La nuotatrice Federica Pellegrini che fa un post Facebook per dire che no, lei alla Leopolda non ci va (e che non è mai stata neanche invitata), il presidente del Coni, Giovanni Malagò, che viceversa annuncia urbi et orbi che domenica alla manifestazione renziana lui ci sarà. E ancora, la conferenza stampa prima annunciata, e poi cancellata (“troppi impegni” di Maria Elena Boschi, che è l’organizzatrice designata, giustificano dal suo staff), sostituita dalla enews di Renzi di mercoledì sera. Certo, con il problema di Banca Etruria la madrina della kermesse avrà qualche imbarazzo. A questo punto i parlamentari del Pd si sono sentiti contattare dallo stesso segretario-premier all’ultimo momento: invitati e consigliati sull’argomento da trattare. Tutti segnali di caos e incertezza montanti.
La Leopolda 6 si apre stasera. All’insegna non delle partecipazioni annunciate, ma delle presenze smentite. Samantha Cristoforetti fa sapere che lei non ci sarà. Anche Jovanotti era stato corteggiato. Lui è invitato di default, dalla prima edizione, raccontano i renziani. Ma non è mai andato. E quest’anno ci ha tenuto a far sapere che un invito formale non è arrivato, e che comunque non va. Grosse delusioni per Renzi: nell’immaginario del premier quest’anno doveva essere una specie di Leopolda alla Sfide, con al centro i grandi campioni sportivi. Testimonial dell’Italia coraggiosa, che non si ferma davanti alla paura del terrorismo. Non a caso la direzione artistica è affidata a Simona Ercolani, l’autrice-produttrice, che quel programma sui grandi successi sportivi firma, e che negli ultimi mesi è arrivata al top del gradimento renziano, grazie al rapporto privilegiato con Luca Lotti. Ma alla vigilia non è dato sapere quanti di quelli che il premier magari non ha invitato in carta da bollo, ma che ha sondato, con contatti informali e affidati a qualche ambasciatore-amico alla fine appariranno alla vecchia stazione industriale di Firenze. Qualche possibilità c’è che si materializzino le due tenniste, Roberta Vinci e Flavia Pennetta. Ma niente di certo. E il premier rispetto alla politica dei Palazzi, ha fatto marcia indietro: nessun parlamentare ci doveva essere sul palco, in origine. Solo amministratori locali, e personaggi della società civile. Una scelta che non ha retto: i parlamentari hanno borbottato per giorni. “Che ci andiamo a fare?”, ma i vip non hanno mostrato l’entusiasmo che si aspettava. Ministri domenica risponderanno a un question time, fatto dai partecipanti (Boschi, Poletti, Delrio e Martina).

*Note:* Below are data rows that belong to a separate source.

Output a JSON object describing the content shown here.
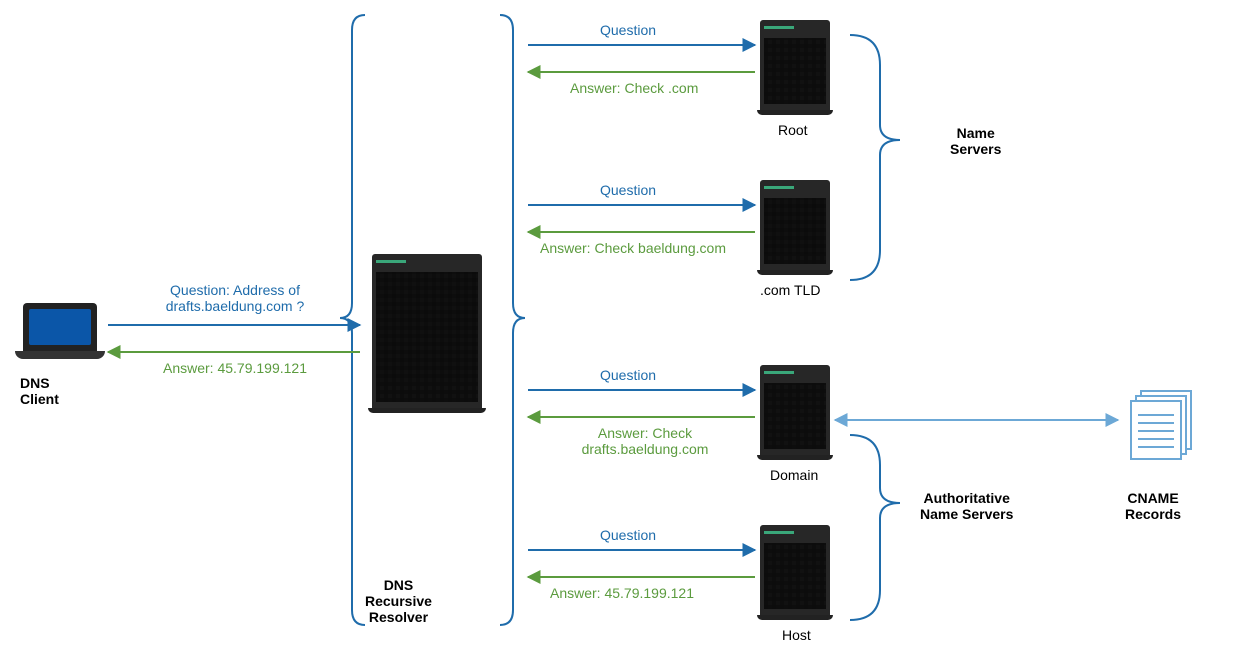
{
  "client": {
    "label": "DNS\nClient",
    "question": "Question: Address of\ndrafts.baeldung.com ?",
    "answer": "Answer: 45.79.199.121"
  },
  "resolver": {
    "label": "DNS\nRecursive\nResolver"
  },
  "servers": {
    "root": {
      "label": "Root",
      "question": "Question",
      "answer": "Answer: Check .com"
    },
    "tld": {
      "label": ".com TLD",
      "question": "Question",
      "answer": "Answer: Check baeldung.com"
    },
    "domain": {
      "label": "Domain",
      "question": "Question",
      "answer": "Answer: Check\ndrafts.baeldung.com"
    },
    "host": {
      "label": "Host",
      "question": "Question",
      "answer": "Answer: 45.79.199.121"
    }
  },
  "groups": {
    "name_servers": "Name\nServers",
    "authoritative": "Authoritative\nName Servers"
  },
  "cname": {
    "label": "CNAME\nRecords"
  }
}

Palco in stile vintage, tra vecchie sedie, ventilatori e la solita lavagna. Le tre giorni è incentrata sul confronto tra passato, presente e futuro. Con testimonianze scelte, tra insegnanti rigorosamente entusiasti della riforma e giovani grati al Jobs act. Una via di mezzo tra l’amarcord e la persuasione collettiva: Renzi ci tiene a comunicare il messaggio che lui è ancora quello della Leopolda, il Rottamatore che ha conquistato il Pd e il Paese, e che il suo governo è figlio di quell’esperienza. In effetti, dipende dai punti di vista: Antonio Campo Dall’Orto, un habituè presente anche stavolta, ora è il dg della Rai. Come molti che sono arrivati dalla Leopolda direttamente al centro del potere. Niente simboli del Pd, come sempre: una volta, era una scelta precisa, per marcare le distanze che l’allora sindaco di Firenze manteneva dal suo partito; adesso, vuole comunicare il fatto che la casa di Renzi, segretario Dem o no, è aperta a tutti. E tra i rischi c’è quello che si trovi invasa dalle vittime del Salva Banche.